Die letzte Frage lautet: Gibt es Unterschiede in Ihrem Unternehmen
bei Gehältern zwischen Diplom, Master und
Bachelor? 66 % der befragten Unternehmen gaben an,
dass es bei Ihnen zwischen den Gehältern
keinen Unterschied gibt. Es kommt eher auf
die eigentliche Leistung und die fachliche
Kompetenz an und nicht auf einen Studienabschluss.
Für 34 % der Unternehmen gibt es schon einen
Unterschied zwischen Bachelor und Diplom/Master.
Sie begründen dieses mit einer längeren Studienzeit
und somit einem zwangsläufig höherem Einstiegsalter
und einer höheren Qualifikation.

Fazit:
Auch für die Unternehmen ist das Thema Gehalt
kein leichtes und wird sehr ernst genommen.
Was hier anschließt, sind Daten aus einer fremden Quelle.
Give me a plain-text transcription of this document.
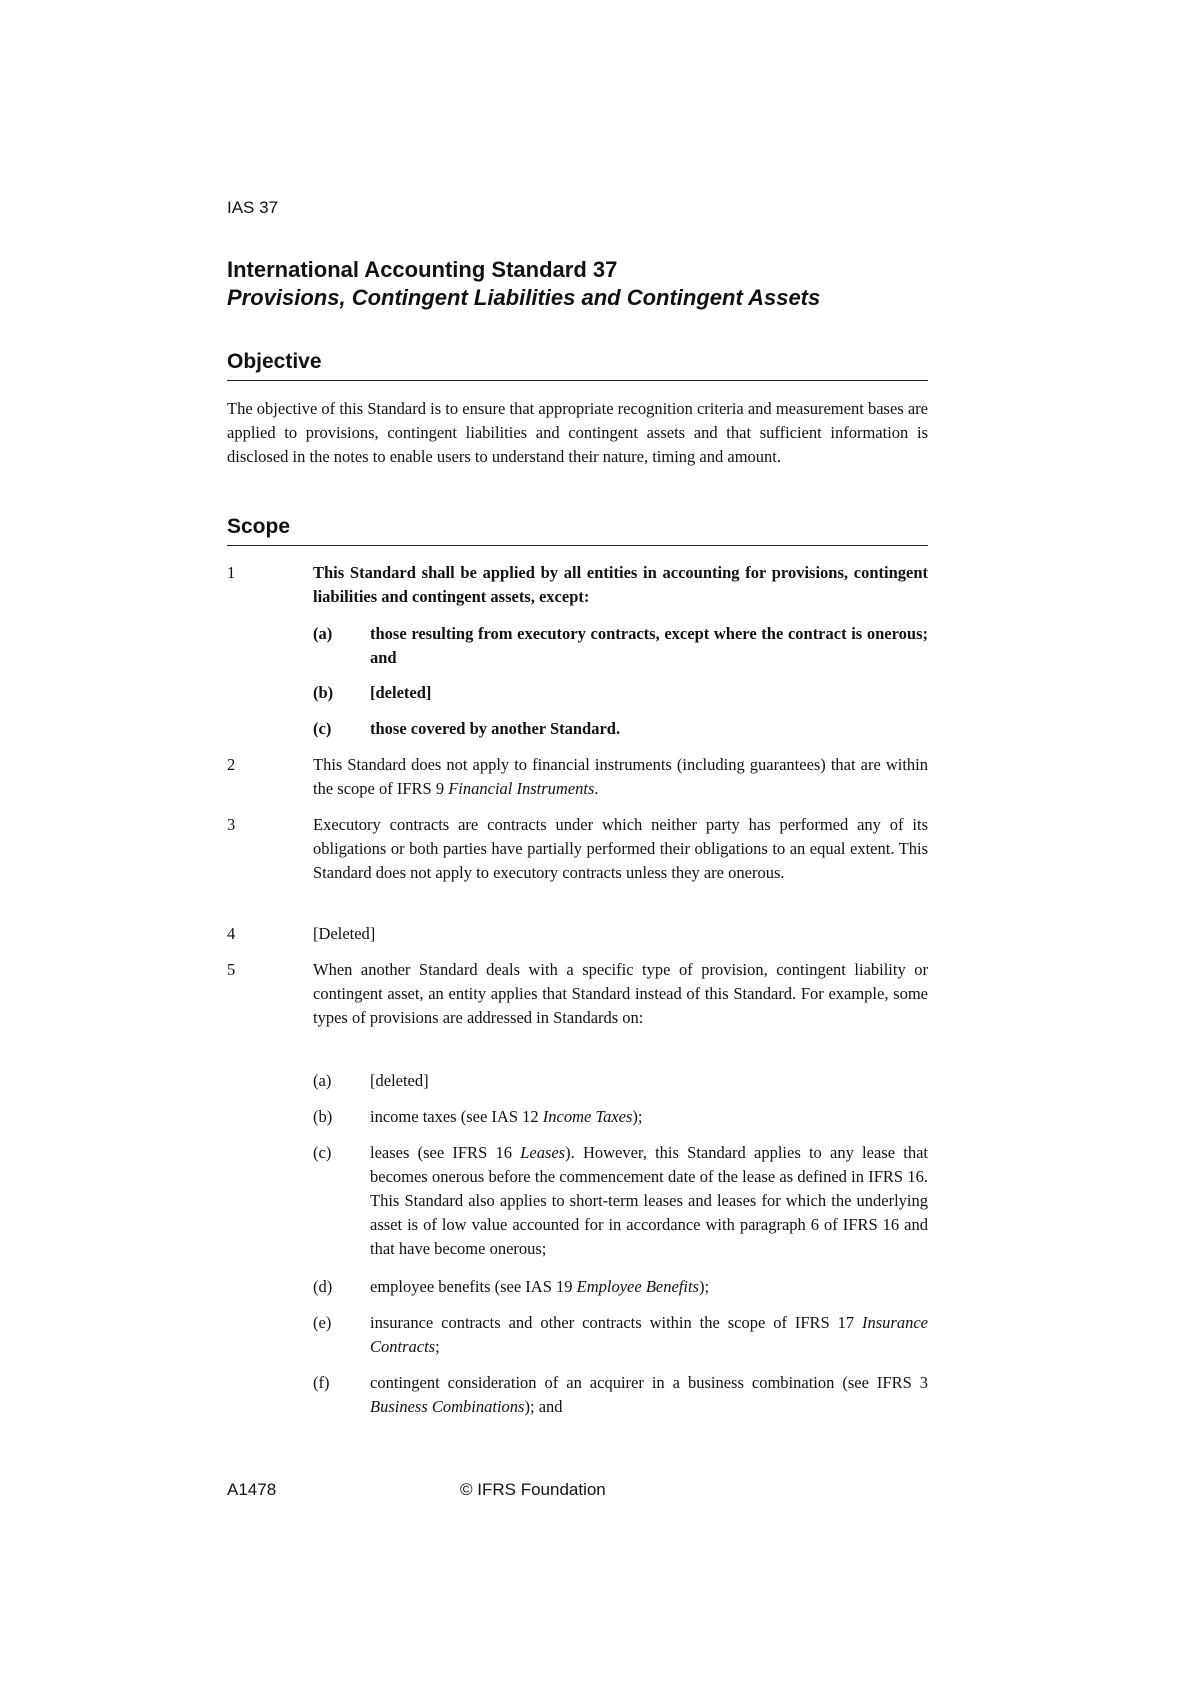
IAS 37
International Accounting Standard 37
Provisions, Contingent Liabilities and Contingent Assets
Objective
The objective of this Standard is to ensure that appropriate recognition criteria and measurement bases are applied to provisions, contingent liabilities and contingent assets and that sufficient information is disclosed in the notes to enable users to understand their nature, timing and amount.
Scope
1	This Standard shall be applied by all entities in accounting for provisions, contingent liabilities and contingent assets, except:
(a) those resulting from executory contracts, except where the contract is onerous; and
(b) [deleted]
(c) those covered by another Standard.
2	This Standard does not apply to financial instruments (including guarantees) that are within the scope of IFRS 9 Financial Instruments.
3	Executory contracts are contracts under which neither party has performed any of its obligations or both parties have partially performed their obligations to an equal extent. This Standard does not apply to executory contracts unless they are onerous.
4	[Deleted]
5	When another Standard deals with a specific type of provision, contingent liability or contingent asset, an entity applies that Standard instead of this Standard. For example, some types of provisions are addressed in Standards on:
(a) [deleted]
(b) income taxes (see IAS 12 Income Taxes);
(c) leases (see IFRS 16 Leases). However, this Standard applies to any lease that becomes onerous before the commencement date of the lease as defined in IFRS 16. This Standard also applies to short-term leases and leases for which the underlying asset is of low value accounted for in accordance with paragraph 6 of IFRS 16 and that have become onerous;
(d) employee benefits (see IAS 19 Employee Benefits);
(e) insurance contracts and other contracts within the scope of IFRS 17 Insurance Contracts;
(f) contingent consideration of an acquirer in a business combination (see IFRS 3 Business Combinations); and
A1478	© IFRS Foundation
Für Sie als Berufseinsteiger heißt dies,
sich bestmöglichst auf die Gehaltsverhandlungen
vorzubereiten und alle Quellen zur Informationsbeschaffung
auszunutzen. Gehaltsverhandlungen mit einem
für Sie nicht so relevanten Arbeitgeber können
eine gute Übung für den Ernstfall bei Ihrem
Wunscharbeitgeber sein.
Vergessen Sie bei allen Verhandlungen nicht,
dass Sie künftig mit dem Gehalt Ihren Lebensunterhalt
bestreiten müssen.
Wir von Berufsstart.de wünschen Ihnen alles
Gute für Ihren Berufseinstieg und das nötige
Fingerspitzengefühl bei Ihren Gehaltsverhandlungen.